4.700 millones de dólares. Eso es lo que Google va a tener que pagar —ahora sí, sin más apelaciones posibles— tras perder el último recurso judicial ante la Corte de Justicia de la Unión Europea, el máximo tribunal del bloque. El fallo rechazó el recurso de Alphabet y confirmó la multa que la Comisión Europea había impuesto originalmente en 2018 por prácticas anticompetitivas en el ecosistema Android.
Una multa que tardó ocho años en quedar firme
El caso arrancó cuando la UE detectó que Google obligaba a los fabricantes de dispositivos Android —Samsung, Xiaomi y otros— a preinstalar Google Search y Chrome como opciones predeterminadas a cambio de acceso a la Play Store. El esquema es conceptualmente parecido al que le valió a Microsoft, décadas atrás, una acción legal histórica por incluir Internet Explorer como navegador por defecto en Windows. El Tribunal General redujo la multa original de 4.340 millones de euros a 4.125 millones; la Corte de Justicia acaba de confirmar ese monto sin posibilidad de recurso adicional. Como resumió Ryan Whitwam en Ars Technica: 'The appeal brought by Google and its parent company Alphabet against the judgment of the General Court is dismissed'.
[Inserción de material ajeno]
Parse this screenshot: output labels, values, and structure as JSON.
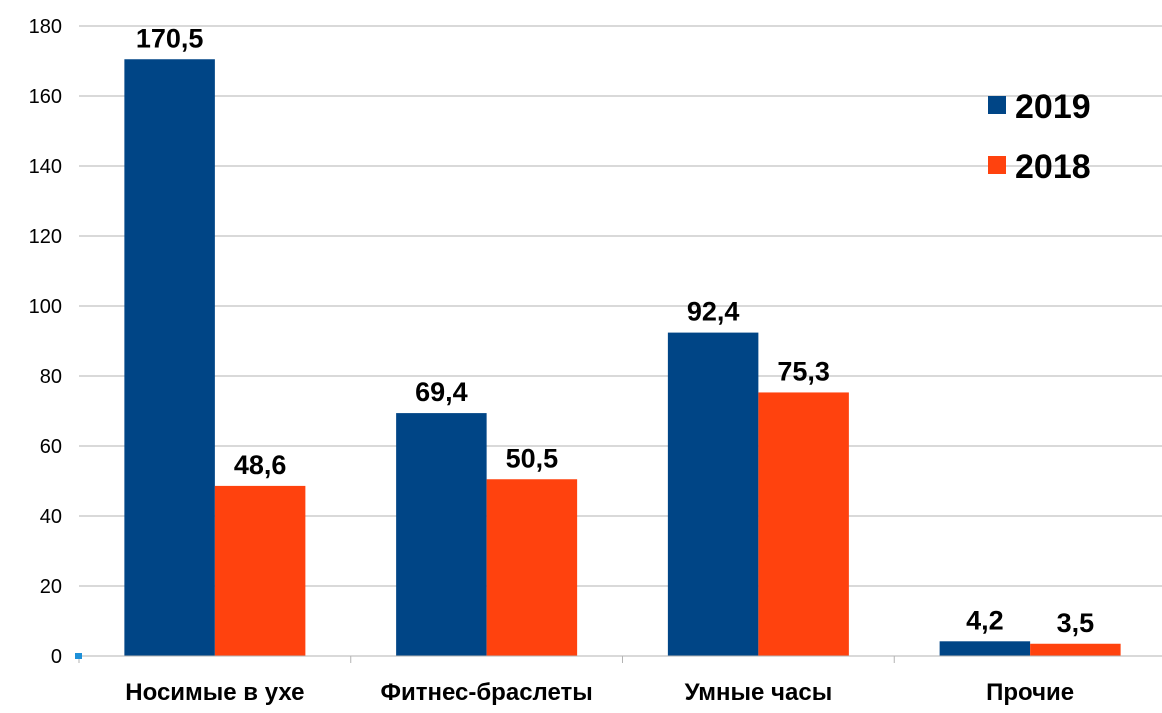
{
  "chart_data": {
    "type": "bar",
    "categories": [
      "Носимые в ухе",
      "Фитнес-браслеты",
      "Умные часы",
      "Прочие"
    ],
    "series": [
      {
        "name": "2019",
        "color": "#004586",
        "values": [
          170.5,
          69.4,
          92.4,
          4.2
        ],
        "labels": [
          "170,5",
          "69,4",
          "92,4",
          "4,2"
        ]
      },
      {
        "name": "2018",
        "color": "#ff420e",
        "values": [
          48.6,
          50.5,
          75.3,
          3.5
        ],
        "labels": [
          "48,6",
          "50,5",
          "75,3",
          "3,5"
        ]
      }
    ],
    "yticks": [
      "0",
      "20",
      "40",
      "60",
      "80",
      "100",
      "120",
      "140",
      "160",
      "180"
    ],
    "ylim": [
      0,
      180
    ],
    "grid": true,
    "legend_position": "top-right",
    "gridline_color": "#b3b3b3",
    "marker_color": "#1e90d8"
  }
}
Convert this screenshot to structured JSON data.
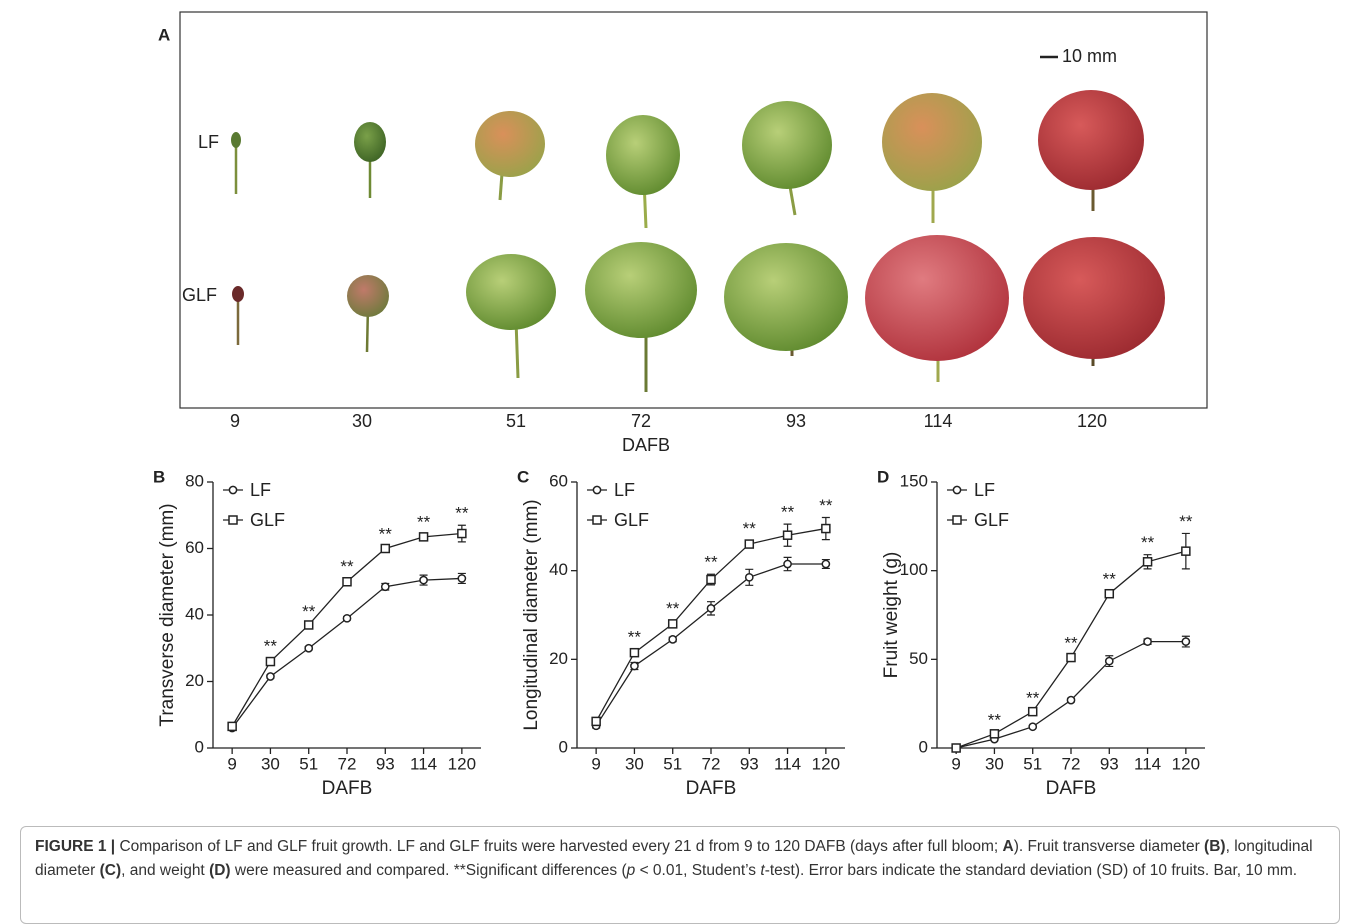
{
  "panel_a": {
    "label": "A",
    "rows": [
      "LF",
      "GLF"
    ],
    "scale_bar": "10 mm",
    "days": [
      "9",
      "30",
      "51",
      "72",
      "93",
      "114",
      "120"
    ],
    "x_label": "DAFB"
  },
  "chart_data": [
    {
      "type": "line",
      "panel_label": "B",
      "y_label": "Transverse diameter (mm)",
      "x_label": "DAFB",
      "categories": [
        "9",
        "30",
        "51",
        "72",
        "93",
        "114",
        "120"
      ],
      "series": [
        {
          "name": "LF",
          "marker": "circle",
          "color": "#222222",
          "values": [
            6,
            21.5,
            30,
            39,
            48.5,
            50.5,
            51
          ],
          "errors": [
            0.5,
            0.5,
            0.5,
            0.5,
            1,
            1.5,
            1.5
          ]
        },
        {
          "name": "GLF",
          "marker": "square",
          "color": "#222222",
          "values": [
            6.5,
            26,
            37,
            50,
            60,
            63.5,
            64.5
          ],
          "errors": [
            0.5,
            1,
            0.5,
            1,
            0.8,
            0.8,
            2.5
          ]
        }
      ],
      "significance": [
        null,
        "**",
        "**",
        "**",
        "**",
        "**",
        "**"
      ],
      "ylim": [
        0,
        80
      ],
      "yticks": [
        0,
        20,
        40,
        60,
        80
      ]
    },
    {
      "type": "line",
      "panel_label": "C",
      "y_label": "Longitudinal diameter (mm)",
      "x_label": "DAFB",
      "categories": [
        "9",
        "30",
        "51",
        "72",
        "93",
        "114",
        "120"
      ],
      "series": [
        {
          "name": "LF",
          "marker": "circle",
          "color": "#222222",
          "values": [
            5,
            18.5,
            24.5,
            31.5,
            38.5,
            41.5,
            41.5
          ],
          "errors": [
            0.5,
            0.8,
            0.5,
            1.5,
            1.8,
            1.5,
            1
          ]
        },
        {
          "name": "GLF",
          "marker": "square",
          "color": "#222222",
          "values": [
            6,
            21.5,
            28,
            38,
            46,
            48,
            49.5
          ],
          "errors": [
            0.5,
            0.8,
            0.8,
            1.2,
            0.8,
            2.5,
            2.5
          ]
        }
      ],
      "significance": [
        null,
        "**",
        "**",
        "**",
        "**",
        "**",
        "**"
      ],
      "ylim": [
        0,
        60
      ],
      "yticks": [
        0,
        20,
        40,
        60
      ]
    },
    {
      "type": "line",
      "panel_label": "D",
      "y_label": "Fruit weight (g)",
      "x_label": "DAFB",
      "categories": [
        "9",
        "30",
        "51",
        "72",
        "93",
        "114",
        "120"
      ],
      "series": [
        {
          "name": "LF",
          "marker": "circle",
          "color": "#222222",
          "values": [
            0,
            5,
            12,
            27,
            49,
            60,
            60
          ],
          "errors": [
            0.3,
            0.5,
            0.5,
            1,
            3,
            1.5,
            3
          ]
        },
        {
          "name": "GLF",
          "marker": "square",
          "color": "#222222",
          "values": [
            0,
            8,
            20.5,
            51,
            87,
            105,
            111
          ],
          "errors": [
            0.3,
            1,
            1,
            1.5,
            1.5,
            4,
            10
          ]
        }
      ],
      "significance": [
        null,
        "**",
        "**",
        "**",
        "**",
        "**",
        "**"
      ],
      "ylim": [
        0,
        150
      ],
      "yticks": [
        0,
        50,
        100,
        150
      ]
    }
  ],
  "caption": [
    "FIGURE 1 |",
    " Comparison of LF and GLF fruit growth. LF and GLF fruits were harvested every 21 d from 9 to 120 DAFB (days after full bloom; ",
    "A",
    "). Fruit transverse diameter ",
    "(B)",
    ", longitudinal diameter ",
    "(C)",
    ", and weight ",
    "(D)",
    " were measured and compared. **Significant differences (",
    "p",
    " < 0.01, Student’s ",
    "t",
    "-test). Error bars indicate the standard deviation (SD) of 10 fruits. Bar, 10 mm."
  ]
}
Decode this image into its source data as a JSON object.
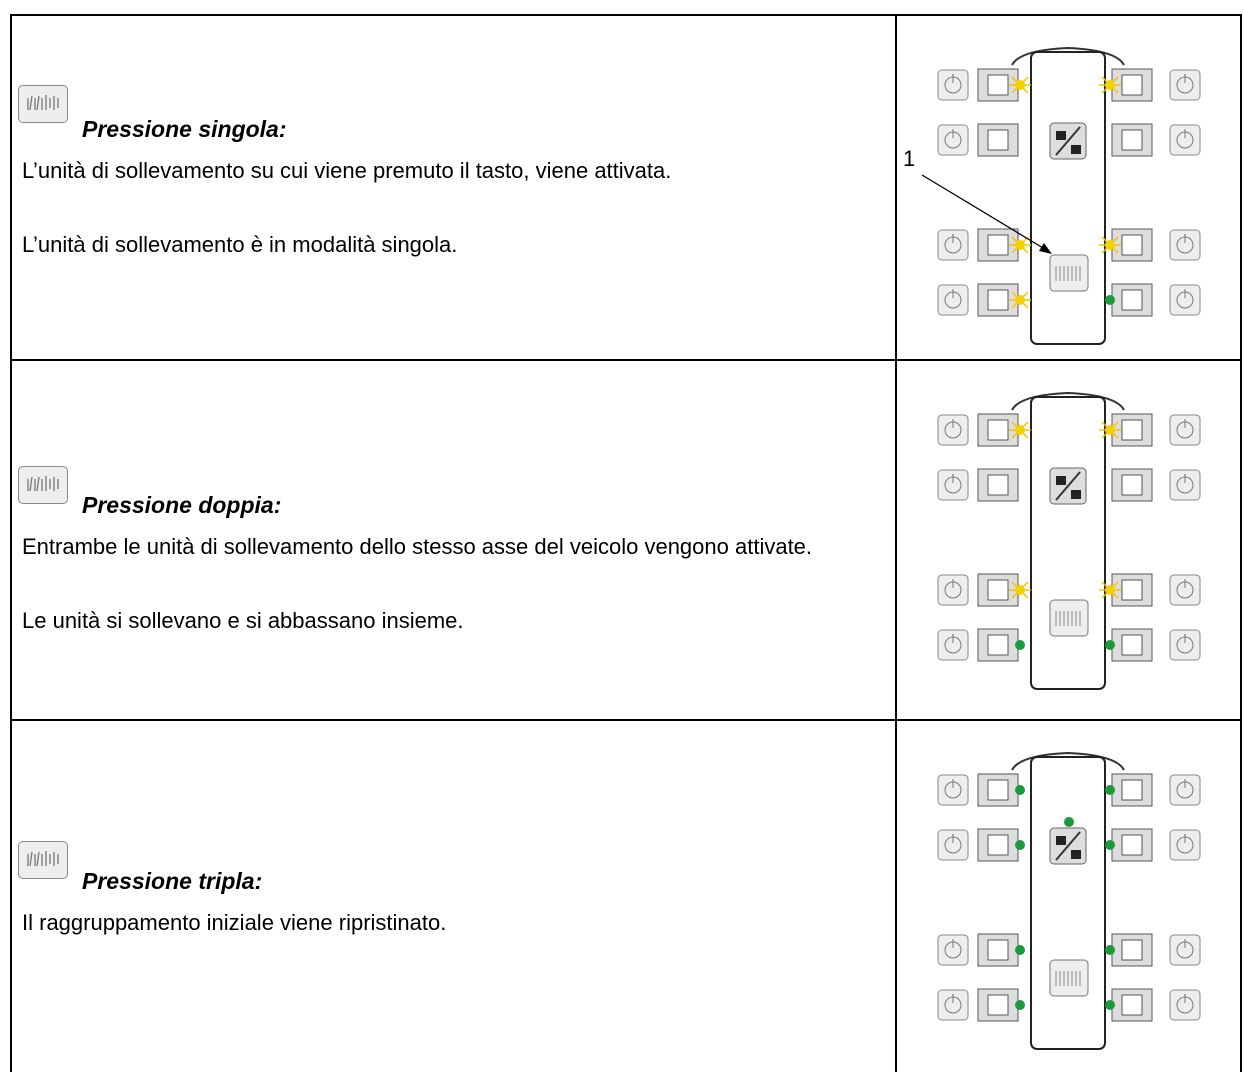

No es la primera derrota judicial multimillonaria de Alphabet en Europa. En 2025, la compañía también perdió una apelación por una multa de 2.950 millones de euros vinculada a su negocio de publicidad digital. Si se suman ambas sanciones ahora firmes, Google debe más de 7.000 millones de euros en multas europeas confirmadas. Una cifra que en términos absolutos representa apenas semanas de ingresos para Alphabet, pero que instala un precedente regulatorio que los tribunales de otras jurisdicciones observan con atención.
La Digital Markets Act como próximo campo de batalla
Estos fallos no son capítulos cerrados: fortalecen la base legal de la Ley de Mercados Digitales europea (DMA), que desde 2023 obliga a los llamados 'guardianes de acceso' —Google entre ellos— a ofrecer pantallas de selección de buscador en Android y a no favorecer sus propios servicios en los resultados de búsqueda. Cada sanción confirmada agrega legitimidad a las restricciones vigentes y sube el costo político y económico de ignorarlas.
Para Google, el problema ya no es solo financiero. La empresa adaptó sus acuerdos con fabricantes en 2018 luego de la primera sanción, pero la presión regulatoria no cedió. La DMA introduce multas adicionales de hasta el 10% de la facturación global para casos de incumplimiento reiterado, y la Comisión Europea cuenta hoy con herramientas de enforcement que en 2018 todavía no existían.
Qué significa esto para las empresas que dependen de Google
Para una PyME argentina que vende online y depende del ecosistema de Google —desde el posicionamiento en Search hasta Google Ads o Google My Business— este tipo de regulaciones importa aunque esté a miles de kilómetros. La presión europea históricamente empuja a las plataformas a adoptar modelos más abiertos en todo el mundo, o al menos a ser más cuidadosas con las prácticas que saben que van a enfrentar escrutinio. Que el precedente no haya llegado todavía con la misma fuerza al mercado latinoamericano no significa que no llegue. Más competencia entre plataformas de búsqueda, en teoría, debería traducirse en más opciones para que los negocios chicos sean encontrables sin depender únicamente de pagar publicidad.